Shigyo Hirona, Suzuki Hiroyuki, Tanaka Toshimitsu, Moriyama Etsuko, Shimotsuura Yasutaka, Nagasu Sachiko, Iwamoto Hideki, Akagi Yoshito, Murotani Kenta, Kawaguchi Takumi, Miwa Keisuke
Multidisciplinary Treatment Cancer Center, Kurume University Hospital, Kurume 830-0011, Japan.
Department of Surgery, Kurume University School of Medicine, Kurume 830-0011, Japan.
Cancers (Basel). 2023 Apr 12;15(8):2264. doi: 10.3390/cancers15082264.

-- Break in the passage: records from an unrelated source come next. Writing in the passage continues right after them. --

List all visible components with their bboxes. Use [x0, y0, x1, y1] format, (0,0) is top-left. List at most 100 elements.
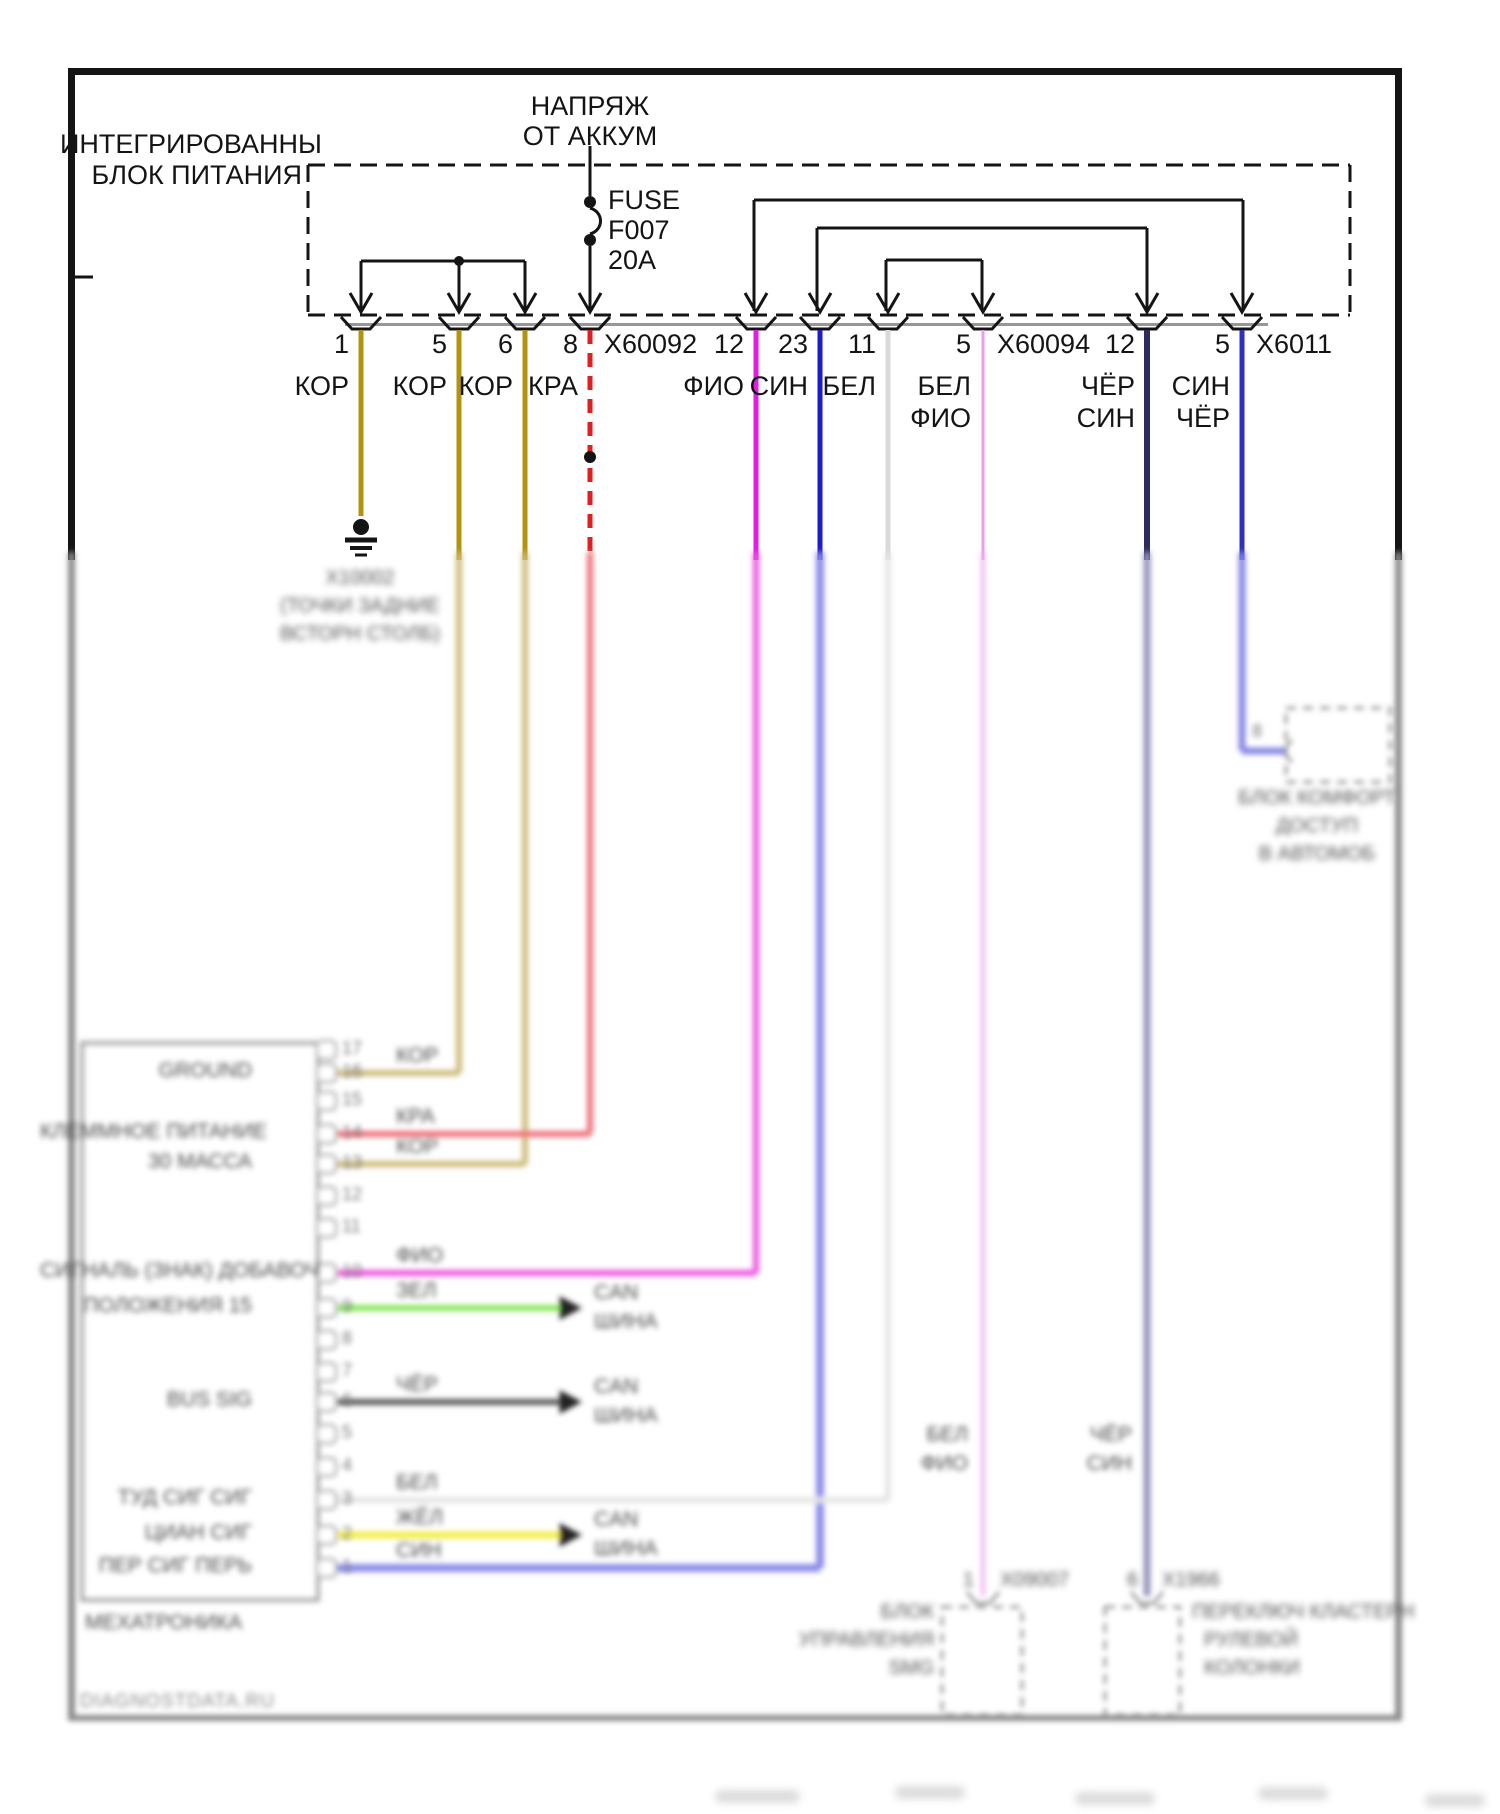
mech-row-label-1: КЛЕММНОЕ ПИТАНИЕ — [40, 1120, 267, 1143]
pin-number-8: 12 — [1104, 329, 1135, 359]
mech-row-label-8: ПЕР СИГ ПЕРЬ — [98, 1554, 252, 1577]
can-arrowhead — [559, 1296, 583, 1320]
mech-row-label-3: СИГНАЛЬ (ЗНАК) ДОБАВОЧ — [40, 1259, 320, 1282]
mech-pin-stub — [315, 1039, 338, 1061]
fuse-s-curve — [589, 206, 602, 236]
mid-wire-color-left-line1: БЕЛ — [926, 1423, 968, 1446]
comfort-box-label-line2: ДОСТУП — [1275, 815, 1359, 837]
connector-bracket — [866, 315, 910, 331]
mech-wire-color-3: ФИО — [396, 1244, 444, 1267]
mech-pin-stub-number-11: 6 — [342, 1390, 353, 1410]
mech-pin-stub — [315, 1489, 338, 1511]
smg-box-label-line2: УПРАВЛЕНИЯ — [798, 1629, 934, 1651]
can-arrowhead — [559, 1390, 583, 1414]
szl-box-label-line2: РУЛЕВОЙ — [1204, 1629, 1299, 1651]
connector-bracket — [437, 315, 481, 331]
connector-name-3: X60092 — [604, 329, 698, 359]
pin-number-5: 23 — [777, 329, 808, 359]
smg-box-label-line1: БЛОК — [880, 1601, 934, 1623]
mech-pin-stub — [315, 1297, 338, 1319]
mech-pin-stub — [315, 1123, 338, 1145]
connector-bracket — [798, 315, 842, 331]
pin-number-1: 5 — [431, 329, 447, 359]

Bevacizumab (BEV) requires an adequate withdrawal period to avoid BEV-related complications during major surgery. However, the safety of BEV administration immediately after surgical placement of the central venous (CV) port, a minor surgery, is still unclear. This study aimed to investigate whether BEV is safe when administered early after CV port placement. We retrospectively evaluated 184 patients with advanced colorectal cancer (CRC) treated with a BEV-containing regimen and divided them into two groups according to the interval between CV port implantation and chemotherapy initiation, with the early administration group being ≤7 days and late administration group being >7 days. Complications were then compared between the two groups. The early-administration group was significantly older and had a higher rate of colon cancer than the late-administration group. Overall, 24 (13%) patients developed CV port-related complications. Male sex was a risk factor for complications (odds ratio [OR], 3.154; 95% CI, 1.19-8.36). The two groups showed no significant difference in the frequency of complications ( = 0.84) or patient characteristics (after the inverse probability of treatment weighting, = 0.537). In conclusion, the frequency of complications is not affected by the timing of BEV initiation after CV port implantation. Thus, early BEV administration after CV port placement is safe.
贝伐单抗(BEV)需要足够的停药期,以避免在大手术期间出现与BEV相关的并发症。然而,在进行中心静脉(CV)置管这一小型手术后立即给予BEV的安全性仍不明确。本研究旨在调查CV置管后早期给予BEV是否安全。我们回顾性评估了184例接受含BEV方案治疗的晚期结直肠癌(CRC)患者,并根据CV置管与化疗开始之间的间隔将他们分为两组,早期给药组间隔≤7天,晚期给药组间隔>7天。然后比较两组的并发症情况。早期给药组患者年龄显著更大,结肠癌发生率高于晚期给药组。总体而言,24例(13%)患者出现了与CV置管相关的并发症。男性是并发症的一个危险因素(比值比[OR],3.154;95%置信区间,1.19 - 8.36)。两组在并发症发生率( = 0.84)或患者特征方面(在进行治疗权重逆概率分析后, = 0.537)无显著差异。总之,并发症的发生率不受CV置管后开始使用BEV时间的影响。因此,CV置管后早期给予BEV是安全的。